My problem was that I never fully invested myself in anything. Not in math, not in sports, not in my relationships, not in piano. And most certainly not in prayer.
The teenage prayer life of my middle school and high school years was the ultimate victim of my bad habit. I pretty much always fell asleep before I finished my nightly prayers, if I even said them. Every time my class at school prayed rosaries, I pretty much just stared at the back of my crush’s head and daydreamed for a majority of the decades. When we went to monthly adoration, I made sure to be first in line so that I could get the chair in the back of the chapel next to the wall so I could lean against it to sleep the whole hour. Sleep, instead of adoring the one who emptied His entire self into humanity out of pure, selfless love, who invested every iota of His being into me regardless of my ability to do the same for Him.
Now I don’t want to get too academic here, but there’s this essay that I really love written by Simone Weil called “Reflections on the Right Use of School Studies with a View to the Love of God.” Sounds really exciting, I know, but just bear with me. When I read it a few years ago, it transformed the way I thought about my carelessness towards piano lessons and, by extension, my underdeveloped prayer life. In her essay Weil explains how prayer is a purposeful turning of one’s undivided attention towards God, and how forming that habit isn’t supposed to be easy. In fact it’s extremely difficult. She describes the skill of studying anything – from math to literature to, yes, even music – as a way to practice being attentive, to practice being present with something instead of trying to fastforward to the end result without putting any honest effort into it; and in this way, studying becomes a way to practice prayer.
After reading this essay, I saw the damage done in those ten years of my carelessness towards piano lessons. All those hours I could have fully invested myself in music might have helped me be more invested in my relationship with God down the line.
Instead, I left Mrs. Heajin’s room for the last time with nothing but unearned pride and a handful of songs that would very soon fade from my memory. Sadly, I can no longer remember the “Hey Jude” piece that I so hoped would attract the boy I liked in elementary school (and in the interest of full disclosure – that did not work).
Colossians 3:23 says, “Whatever your task, put yourself into it, as done for the Lord and not for men.” When I took piano lessons, I was selfish and I was vain, and I never thought about how I could use such a unique talent to behold God.
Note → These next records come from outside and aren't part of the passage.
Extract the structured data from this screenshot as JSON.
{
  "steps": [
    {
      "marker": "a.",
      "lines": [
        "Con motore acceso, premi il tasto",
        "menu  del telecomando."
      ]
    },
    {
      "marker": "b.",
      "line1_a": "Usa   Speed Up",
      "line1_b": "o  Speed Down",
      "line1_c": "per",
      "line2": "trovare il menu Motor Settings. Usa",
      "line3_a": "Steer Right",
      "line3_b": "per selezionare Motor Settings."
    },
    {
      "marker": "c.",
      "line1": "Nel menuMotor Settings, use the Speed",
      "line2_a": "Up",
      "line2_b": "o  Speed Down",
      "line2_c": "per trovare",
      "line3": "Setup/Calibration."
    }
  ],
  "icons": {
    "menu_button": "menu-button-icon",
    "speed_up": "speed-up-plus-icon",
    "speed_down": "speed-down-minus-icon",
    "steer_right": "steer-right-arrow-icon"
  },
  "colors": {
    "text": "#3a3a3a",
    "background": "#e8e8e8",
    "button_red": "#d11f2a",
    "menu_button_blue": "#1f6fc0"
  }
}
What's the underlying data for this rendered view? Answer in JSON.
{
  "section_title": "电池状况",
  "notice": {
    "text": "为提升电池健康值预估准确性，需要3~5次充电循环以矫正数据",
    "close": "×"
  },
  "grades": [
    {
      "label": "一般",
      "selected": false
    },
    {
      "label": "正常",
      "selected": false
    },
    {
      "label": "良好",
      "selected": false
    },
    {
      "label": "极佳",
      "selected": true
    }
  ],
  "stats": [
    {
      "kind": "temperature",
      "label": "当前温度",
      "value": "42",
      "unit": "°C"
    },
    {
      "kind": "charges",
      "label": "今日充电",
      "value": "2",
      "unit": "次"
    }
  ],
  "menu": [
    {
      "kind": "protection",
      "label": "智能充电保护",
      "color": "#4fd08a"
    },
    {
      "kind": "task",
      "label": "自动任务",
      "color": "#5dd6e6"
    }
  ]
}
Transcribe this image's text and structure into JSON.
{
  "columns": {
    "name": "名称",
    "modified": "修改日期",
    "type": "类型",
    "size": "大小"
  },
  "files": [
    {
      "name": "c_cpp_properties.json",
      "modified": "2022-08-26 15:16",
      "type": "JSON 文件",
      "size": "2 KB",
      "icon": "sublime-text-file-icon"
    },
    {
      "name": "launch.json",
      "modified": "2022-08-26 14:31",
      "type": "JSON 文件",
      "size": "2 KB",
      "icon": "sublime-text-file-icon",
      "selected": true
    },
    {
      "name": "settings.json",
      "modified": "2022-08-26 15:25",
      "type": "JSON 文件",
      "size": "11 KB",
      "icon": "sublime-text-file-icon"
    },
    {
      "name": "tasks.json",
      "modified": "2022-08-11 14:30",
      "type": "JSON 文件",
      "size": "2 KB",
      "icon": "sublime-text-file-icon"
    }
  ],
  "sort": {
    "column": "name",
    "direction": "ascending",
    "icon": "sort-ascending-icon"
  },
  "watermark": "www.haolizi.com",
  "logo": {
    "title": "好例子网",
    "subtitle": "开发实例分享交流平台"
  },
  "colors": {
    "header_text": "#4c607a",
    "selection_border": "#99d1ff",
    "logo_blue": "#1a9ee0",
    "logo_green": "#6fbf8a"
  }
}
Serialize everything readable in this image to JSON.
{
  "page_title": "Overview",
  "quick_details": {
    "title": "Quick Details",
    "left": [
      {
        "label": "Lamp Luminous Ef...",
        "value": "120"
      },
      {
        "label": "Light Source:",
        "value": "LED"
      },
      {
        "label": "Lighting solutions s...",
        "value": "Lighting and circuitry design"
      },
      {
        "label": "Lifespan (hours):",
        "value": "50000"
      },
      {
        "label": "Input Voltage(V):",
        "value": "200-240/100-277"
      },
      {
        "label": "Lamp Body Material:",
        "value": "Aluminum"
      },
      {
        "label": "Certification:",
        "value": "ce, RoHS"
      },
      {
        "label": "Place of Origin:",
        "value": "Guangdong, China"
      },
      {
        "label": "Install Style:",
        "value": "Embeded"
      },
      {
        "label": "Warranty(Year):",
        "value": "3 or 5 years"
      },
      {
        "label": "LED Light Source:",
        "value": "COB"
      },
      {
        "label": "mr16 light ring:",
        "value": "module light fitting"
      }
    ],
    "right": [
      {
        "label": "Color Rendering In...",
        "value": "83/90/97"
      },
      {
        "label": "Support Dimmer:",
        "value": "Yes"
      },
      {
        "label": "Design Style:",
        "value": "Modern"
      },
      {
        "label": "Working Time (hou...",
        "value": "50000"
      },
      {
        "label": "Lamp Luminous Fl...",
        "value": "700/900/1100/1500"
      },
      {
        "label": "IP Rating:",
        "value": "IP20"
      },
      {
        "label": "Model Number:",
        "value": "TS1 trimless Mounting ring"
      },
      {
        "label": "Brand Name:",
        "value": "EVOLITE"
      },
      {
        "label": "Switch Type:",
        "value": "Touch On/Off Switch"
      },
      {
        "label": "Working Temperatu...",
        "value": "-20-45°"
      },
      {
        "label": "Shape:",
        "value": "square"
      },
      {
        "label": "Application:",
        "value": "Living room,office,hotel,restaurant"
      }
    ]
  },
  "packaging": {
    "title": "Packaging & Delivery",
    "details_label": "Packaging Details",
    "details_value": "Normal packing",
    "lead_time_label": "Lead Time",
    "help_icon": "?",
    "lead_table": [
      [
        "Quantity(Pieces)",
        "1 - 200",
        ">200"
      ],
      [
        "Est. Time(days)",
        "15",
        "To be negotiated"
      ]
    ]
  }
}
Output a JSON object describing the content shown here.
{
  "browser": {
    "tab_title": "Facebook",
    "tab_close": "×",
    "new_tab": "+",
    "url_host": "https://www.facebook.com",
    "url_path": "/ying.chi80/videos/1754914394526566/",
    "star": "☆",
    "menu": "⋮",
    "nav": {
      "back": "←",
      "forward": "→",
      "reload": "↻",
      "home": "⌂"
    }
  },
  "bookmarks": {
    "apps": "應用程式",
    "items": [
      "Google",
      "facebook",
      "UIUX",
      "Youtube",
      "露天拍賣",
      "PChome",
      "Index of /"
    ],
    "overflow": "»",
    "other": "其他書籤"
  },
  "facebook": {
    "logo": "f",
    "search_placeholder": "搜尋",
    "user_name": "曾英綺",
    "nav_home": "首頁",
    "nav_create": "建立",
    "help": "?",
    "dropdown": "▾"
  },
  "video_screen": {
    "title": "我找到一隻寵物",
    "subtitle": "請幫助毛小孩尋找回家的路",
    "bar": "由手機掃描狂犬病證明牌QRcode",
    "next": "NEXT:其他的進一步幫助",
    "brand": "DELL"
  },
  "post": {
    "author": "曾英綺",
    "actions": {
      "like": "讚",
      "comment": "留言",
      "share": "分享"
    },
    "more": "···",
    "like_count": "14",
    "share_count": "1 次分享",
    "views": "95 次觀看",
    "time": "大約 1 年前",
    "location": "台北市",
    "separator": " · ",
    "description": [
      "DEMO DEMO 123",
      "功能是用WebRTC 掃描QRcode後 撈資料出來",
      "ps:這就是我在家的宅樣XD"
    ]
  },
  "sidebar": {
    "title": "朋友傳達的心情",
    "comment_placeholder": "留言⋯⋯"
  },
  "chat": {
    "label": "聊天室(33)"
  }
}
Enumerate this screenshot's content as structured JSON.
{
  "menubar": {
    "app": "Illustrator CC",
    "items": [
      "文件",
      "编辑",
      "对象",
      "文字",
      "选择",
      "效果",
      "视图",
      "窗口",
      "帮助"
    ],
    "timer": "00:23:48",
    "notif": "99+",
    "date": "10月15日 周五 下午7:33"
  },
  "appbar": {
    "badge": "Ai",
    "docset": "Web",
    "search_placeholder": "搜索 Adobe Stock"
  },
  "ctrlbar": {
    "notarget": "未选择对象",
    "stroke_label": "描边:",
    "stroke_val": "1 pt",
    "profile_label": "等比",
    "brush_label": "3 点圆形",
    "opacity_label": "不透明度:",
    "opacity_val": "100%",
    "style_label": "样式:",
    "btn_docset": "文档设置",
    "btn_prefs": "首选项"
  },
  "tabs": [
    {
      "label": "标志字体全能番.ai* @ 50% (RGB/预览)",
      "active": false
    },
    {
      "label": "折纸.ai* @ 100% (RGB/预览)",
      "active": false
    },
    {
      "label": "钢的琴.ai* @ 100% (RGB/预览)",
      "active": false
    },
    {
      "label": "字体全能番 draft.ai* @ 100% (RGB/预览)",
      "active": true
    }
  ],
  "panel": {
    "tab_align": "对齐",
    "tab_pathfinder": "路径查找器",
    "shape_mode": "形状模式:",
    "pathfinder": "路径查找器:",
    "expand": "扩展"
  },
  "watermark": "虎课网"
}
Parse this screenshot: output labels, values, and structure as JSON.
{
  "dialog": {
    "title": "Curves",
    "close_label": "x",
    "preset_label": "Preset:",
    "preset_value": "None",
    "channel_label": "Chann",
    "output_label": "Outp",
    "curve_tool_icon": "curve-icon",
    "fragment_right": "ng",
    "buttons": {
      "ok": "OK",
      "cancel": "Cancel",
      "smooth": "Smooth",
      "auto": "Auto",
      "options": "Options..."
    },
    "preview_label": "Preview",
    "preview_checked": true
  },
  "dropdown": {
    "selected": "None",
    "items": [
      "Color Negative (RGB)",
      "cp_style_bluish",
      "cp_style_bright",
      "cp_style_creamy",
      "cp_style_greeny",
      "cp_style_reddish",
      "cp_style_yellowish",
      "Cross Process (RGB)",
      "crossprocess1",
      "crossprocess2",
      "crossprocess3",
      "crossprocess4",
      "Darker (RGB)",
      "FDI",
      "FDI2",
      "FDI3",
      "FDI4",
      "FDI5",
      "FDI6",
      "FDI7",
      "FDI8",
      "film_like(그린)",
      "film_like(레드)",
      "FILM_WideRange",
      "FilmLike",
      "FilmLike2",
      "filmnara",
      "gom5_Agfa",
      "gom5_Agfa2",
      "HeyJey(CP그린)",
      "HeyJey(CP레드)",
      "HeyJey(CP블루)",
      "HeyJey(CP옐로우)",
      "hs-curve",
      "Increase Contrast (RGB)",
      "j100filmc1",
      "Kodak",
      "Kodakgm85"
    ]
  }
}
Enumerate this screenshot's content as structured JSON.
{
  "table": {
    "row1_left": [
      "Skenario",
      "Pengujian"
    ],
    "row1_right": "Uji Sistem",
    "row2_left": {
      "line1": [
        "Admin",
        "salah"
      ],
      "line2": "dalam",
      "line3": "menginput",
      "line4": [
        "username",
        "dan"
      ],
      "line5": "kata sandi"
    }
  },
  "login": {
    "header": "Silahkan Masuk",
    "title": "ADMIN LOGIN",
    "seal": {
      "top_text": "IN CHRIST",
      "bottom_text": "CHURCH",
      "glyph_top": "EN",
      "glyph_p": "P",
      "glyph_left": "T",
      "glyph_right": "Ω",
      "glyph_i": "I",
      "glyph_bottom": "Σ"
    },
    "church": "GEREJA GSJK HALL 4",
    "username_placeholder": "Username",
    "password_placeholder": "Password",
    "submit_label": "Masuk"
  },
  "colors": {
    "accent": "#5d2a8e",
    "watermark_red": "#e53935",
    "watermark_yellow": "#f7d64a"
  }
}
With the inspiration of Weil’s essay and with the gift of God’s mercy, I can safely say I have improved. I’m working hard to invest myself fully in my studies, my activities, my relationships, and most importantly, my faith. I’m even dabbling in piano again, this time from a whole new perspective. I’ll never be a sensational pianist, but that’s okay. I’m trying to do it the right way this time, “as done for the Lord and not for men.” I’m proving to myself that, with a little bit of focus and a little bit of grace, this bad habit can be broken.